While this is true, it is also true that there will be cases where doing this will end up with something that isn't "what people generally mean" about that specific spacetime.

For example, if you want a chart with these properties on Schwarzschild spacetime including the black hole region, you will need to use something like the Kruskal chart. But the integral curves of that chart's time coordinate aren't the worldlines of any observer that would seem natural, and the foliation surfaces defined by that chart don't correspond to any foliation that would seem natural. The "natural" chart on Schwarzschild spacetime is the Schwarzschild chart, which fails both requirements at and inside the horizon.

 

[Dale]

For example, if you want a chart with these properties on Schwarzschild spacetime including the black hole region, you will need to use something like the Kruskal chart. But the integral curves of that chart's time coordinate aren't the worldlines of any observer that would seem natural, and the foliation surfaces defined by that chart don't correspond to any foliation that would seem natural. The "natural" chart on Schwarzschild spacetime is the Schwarzschild chart, which fails both requirements at and inside the horizon.

I think it is better to simply admit that.
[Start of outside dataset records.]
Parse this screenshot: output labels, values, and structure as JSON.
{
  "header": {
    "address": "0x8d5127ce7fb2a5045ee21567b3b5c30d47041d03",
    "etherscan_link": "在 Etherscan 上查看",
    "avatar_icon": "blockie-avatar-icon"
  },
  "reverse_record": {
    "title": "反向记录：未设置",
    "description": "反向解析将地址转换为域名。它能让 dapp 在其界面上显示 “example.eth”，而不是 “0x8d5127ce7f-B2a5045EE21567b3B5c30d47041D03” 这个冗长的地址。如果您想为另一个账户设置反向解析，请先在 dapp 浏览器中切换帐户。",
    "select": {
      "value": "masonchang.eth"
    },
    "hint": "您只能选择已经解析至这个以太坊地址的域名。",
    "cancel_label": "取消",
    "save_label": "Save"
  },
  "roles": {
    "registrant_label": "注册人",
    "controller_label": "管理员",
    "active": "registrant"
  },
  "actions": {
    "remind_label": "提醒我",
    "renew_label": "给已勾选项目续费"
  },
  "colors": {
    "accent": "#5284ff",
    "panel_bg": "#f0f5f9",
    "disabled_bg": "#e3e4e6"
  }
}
We have a "natural" chart, and we have a common understanding of the requirements for a "time coordinate". The chart that is both natural has the common "time coordinate" is limited to outside the horizon. There are charts that have a common "time coordinates" throughout the manifold. There are charts that are "natural" throughout the manifold. It is only the combination of both features that becomes incompatible at or below the horizon.

I would rather not change the meaning of a "time coordinate" to capture this. After all, not all charts are required to have a time coordinate. And simply using the variable $t$ doesn't mean that the thing represented by the variable must be time.
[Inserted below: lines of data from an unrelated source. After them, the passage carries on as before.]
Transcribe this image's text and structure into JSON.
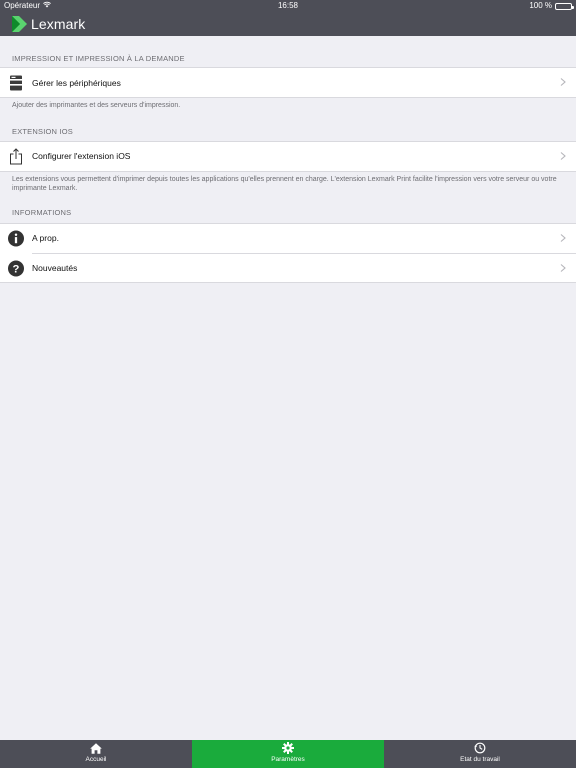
{
  "status_bar": {
    "carrier": "Opérateur",
    "time": "16:58",
    "battery": "100 %"
  },
  "header": {
    "brand": "Lexmark"
  },
  "sections": [
    {
      "title": "IMPRESSION ET IMPRESSION À LA DEMANDE",
      "rows": [
        {
          "label": "Gérer les périphériques",
          "icon": "printer-icon"
        }
      ],
      "footer": "Ajouter des imprimantes et des serveurs d'impression."
    },
    {
      "title": "EXTENSION IOS",
      "rows": [
        {
          "label": "Configurer l'extension iOS",
          "icon": "share-icon"
        }
      ],
      "footer": "Les extensions vous permettent d'imprimer depuis toutes les applications qu'elles prennent en charge. L'extension Lexmark Print facilite l'impression vers votre serveur ou votre imprimante Lexmark."
    },
    {
      "title": "INFORMATIONS",
      "rows": [
        {
          "label": "A prop.",
          "icon": "info-icon"
        },
        {
          "label": "Nouveautés",
          "icon": "question-icon"
        }
      ]
    }
  ],
  "tabbar": {
    "tabs": [
      {
        "label": "Accueil",
        "icon": "home-icon"
      },
      {
        "label": "Paramètres",
        "icon": "gear-icon",
        "active": true
      },
      {
        "label": "Etat du travail",
        "icon": "job-status-icon"
      }
    ]
  },
  "colors": {
    "header_bg": "#4d4e57",
    "accent_green": "#1aab3c",
    "background": "#efeff4"
  }
}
But again, I don't know of a source that uses the definition I would prefer.

 

[cianfa72]

Since we're talking about coordinates, I'd ask for a clarification about the Schwarzschild metric in Schwarzschild coordinates. At the horizon $r=r_s$ the metric component $g_{rr}$ blows up while $g_{tt}$ goes to zero. My impression is that such coordinate singularity is alike what happens in polar coordinates along the negative (left) half-line starting from a fixed point O in Euclidean plane. In the target codomain of polar map $(r, \theta)$ points along the segment $r=0$ and along the lines $\theta = - \pi, \theta = \pi$ are actually excluded. This way polar map satisfies Carroll's definition of chart since it is a one-to-one map between open sets (and the composition with the identity map is a diffeomorphism where it is defined).

Having said that, is $r=r_s$ in Schwarzschild coordinates a coordinate singularity alike to the above?

 

[PeterDonis]

My impression is that such coordinate singularity is alike what happens in polar coordinates

Not really. In polar coordinates the metric coefficient $g_{rr}$ vanishes at $r = 0$. That means the metric has a vanishing determinant, but it doesn't make it undefined.

In Schwarzschild coordinates, the metric coefficient $g_{rr}$ is undefined at $r = r_s$ (zero in the denominator). That's not the same thing as the above.